Make <...> Great Again

History is always your friend. It is a fact that we can often predict the outcome of things by studying similar events and eras in the past. And when we apply this truth to studies of those who promised to make their countries “great again”, what we learn is chilling.

In general, the “great again” figures have several common points of view, which leads them to operate in much the same fashion. Among their common notions, we can find the following:

  • A tendency to assign blame to minorities and/women for deteriorating conditions.
  • The assertion that they alone can restore the society to “greatness.”
  • The perception that they are the state, and the state is them, and any dissent against them is by definition treason.
  • A very distorted view of the past, usually colored by exaggerations and outright untruths.
  • A perception that their ideas are never at fault, and any failures in policy are the result of treason and/or weakness on the part of those who are under them.

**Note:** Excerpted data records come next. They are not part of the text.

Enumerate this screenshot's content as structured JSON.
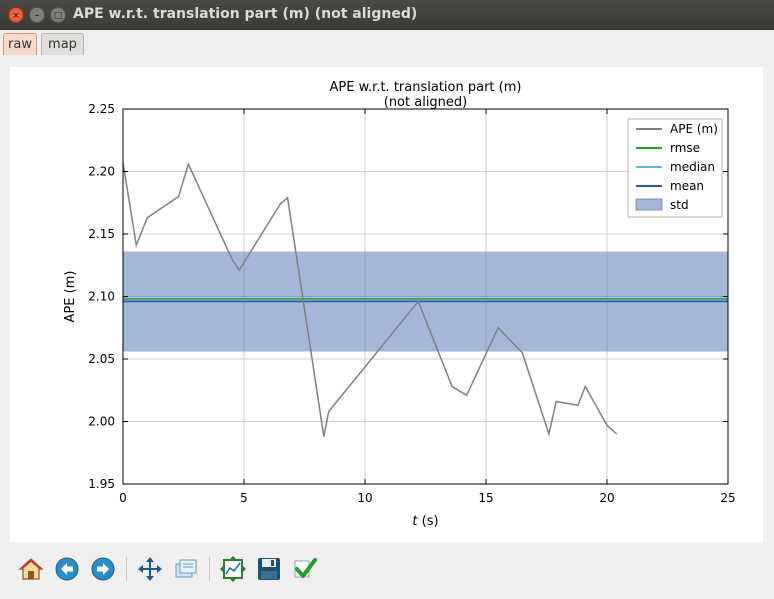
{
  "window": {
    "title": "APE w.r.t. translation part (m) (not aligned)",
    "close_glyph": "×",
    "minimize_glyph": "–",
    "maximize_glyph": "□"
  },
  "tabs": [
    {
      "label": "raw",
      "active": true
    },
    {
      "label": "map",
      "active": false
    }
  ],
  "toolbar": {
    "buttons": [
      "home-icon",
      "back-arrow-icon",
      "forward-arrow-icon",
      "pan-icon",
      "zoom-rect-icon",
      "subplots-icon",
      "save-icon",
      "check-icon"
    ]
  },
  "chart_data": {
    "type": "line",
    "title_line1": "APE w.r.t. translation part (m)",
    "title_line2": "(not aligned)",
    "xlabel_italic": "t",
    "xlabel_rest": " (s)",
    "ylabel": "APE (m)",
    "xlim": [
      0,
      25
    ],
    "ylim": [
      1.95,
      2.25
    ],
    "xticks": [
      0,
      5,
      10,
      15,
      20,
      25
    ],
    "yticks": [
      "1.95",
      "2.00",
      "2.05",
      "2.10",
      "2.15",
      "2.20",
      "2.25"
    ],
    "grid": true,
    "legend_position": "top-right",
    "series": [
      {
        "name": "APE (m)",
        "color": "#808080",
        "x": [
          0,
          0.55,
          1.0,
          2.3,
          2.7,
          4.5,
          4.8,
          6.5,
          6.8,
          8.3,
          8.5,
          12.2,
          13.6,
          14.2,
          15.5,
          16.2,
          16.5,
          17.6,
          17.9,
          18.8,
          19.1,
          20.0,
          20.4
        ],
        "y": [
          2.207,
          2.141,
          2.163,
          2.18,
          2.206,
          2.13,
          2.121,
          2.174,
          2.179,
          1.988,
          2.008,
          2.096,
          2.028,
          2.021,
          2.075,
          2.061,
          2.055,
          1.99,
          2.016,
          2.013,
          2.028,
          1.997,
          1.99
        ]
      },
      {
        "name": "rmse",
        "color": "#2ca02c",
        "value": 2.098
      },
      {
        "name": "median",
        "color": "#5bb6e0",
        "value": 2.097
      },
      {
        "name": "mean",
        "color": "#2c5aa0",
        "value": 2.096
      }
    ],
    "std_band": {
      "name": "std",
      "color": "#4c72b0",
      "opacity": 0.5,
      "lower": 2.056,
      "upper": 2.136
    }
  }
}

The notions I mention above are integral components of the personalities of those who peddle “make us great again” to gullible segments of the population. We know how they think. We also know how their thinking usually turns out in real-world terms. As history furnishes us with the ideas these leaders had, so history furnishes us with the things that they ultimately accomplished once they’d reached power. Let’s take a look now at several men who promised to make their countries “great again”, and what they ultimately managed to achieve in real terms.

 

Hitler

Adolf Hitler

Adolf Hitler came to power in a Republican Germany still stinging from a defeat in the World War, and struggling economically because of the burden of war reparations it was assigned to pay. Hitler assured Germans that they were never defeated, but were instead “stabbed in the back” by unpatriotic elements at home. He blamed the German Jewish population, especially, as the source of German defeat, and assigned them the blame for all German problems in the aftermath. Hitler promised to crack down hard on the Jewish population of Germany, as well as restore German military might to allow Germany what he claimed was its destiny of colonizing the east of Europe. The Slavic, Roma, and Jewish peoples living in those territories weren’t “Aryan” Germans, so they could safely be displaced, disenfranchised, and disposed of in the quest to make room for the “superior” German race. As a result of Hitler’s quest to Make Germany Great Again, some 20-25 million Soviet citizens lost their lives, and 12 million Jewish, Roma, gay, disabled, and assorted other human beings were gassed to death in a system of camps set up for that purpose across eastern Europe. And in the end, many millions of Germans lost their lives in the ferocious battles of World War II set off by Hitler’s quest. Hitler, himself, committed suicide as the Soviets were closing in on his Berlin bomb shelter.

 

Mussolini

Benito Mussolini

Benito Mussolini was the creator of Fascism, a virulently nationalist political philosophy that was modified to include virulent racism to form Hitler’s Nazi ideology. Mussolini promised the Italian people that he was going to restore the glories of ancient Rome, and to that end he attacked and occupied Albania in Europe and Ethiopia in Africa. But his alliance with Hitler eventually got his country invaded by the Allies, and Mussolini himself was killed by partisans and strung up by the feet in a town square by local Resistance fighters in 1945.

 

polpot

Pol Pot

Pol Pot dreamed of the reformation of the Khmer Empire, which stretched across much of southeastern Asia and encompassed great swaths of Thailand, Vietnam, and Laos. To accomplish this, he set the clocks back to “the year Zero” when his Khmer Rouge forces captured all of Cambodia in 1975. His first act was to empty the cities of residents and put them to work as agricultural laborers, who he slowly starved to death so he could export the grain they produced in order to have the currency necessary to purchase weaponry in his quest to rebuild the great empire of the past. He was also a racial and cultural purist, meaning that ethnic Chinese, Vietnamese, and Laotians either had to flee or be massacred. Even ethnic Khmers that were in his point of view “tainted” by too much education and/or contact with the outside world were killed in his quest to reconstruct the “pure” ethnic Khmer. Between the years of 1975-1979, he probably killed around 1.5 million Cambodians, and completely wiped ethnic minorities off the Cambodian map. Being a virulent racist, Pol believed that his “pure” Khmer Army would wipe out anything in front of it, so he began attacking Vietnam and Thailand in an attempt to regain the territories of his dreamed-of Khmer empire. Attacking Vietnam would prove to be a fatal mistake: after an attack that killed several hundred Vietnamese in 1978, Vietnam responded ferociously, and drove Pol Pot out of power in Cambodia in a 2-week war that started on Christmas Day in 1978. Pol Pot was forced to flee the capital city Phnom Penh in a helicopter and retreat to the jungle, where he waged low-intensity warfare for the next 20 years before dying in 1998. At the time he died, his own forces had placed him under house arrest due to murders of other Khmer Rouge leaders (and their families) at his instigation.

 

These men are not anomalies. Some combination of their racial and territorial ideas can be found in just about anyone who preaches “great again” rhetoric. Those who blindly follow such men are quite likely to follow their delusional leaders over a cliff.

 

Sadly, a whole lot of innocent people usually suffer and die as they make their way to their inevitable ends.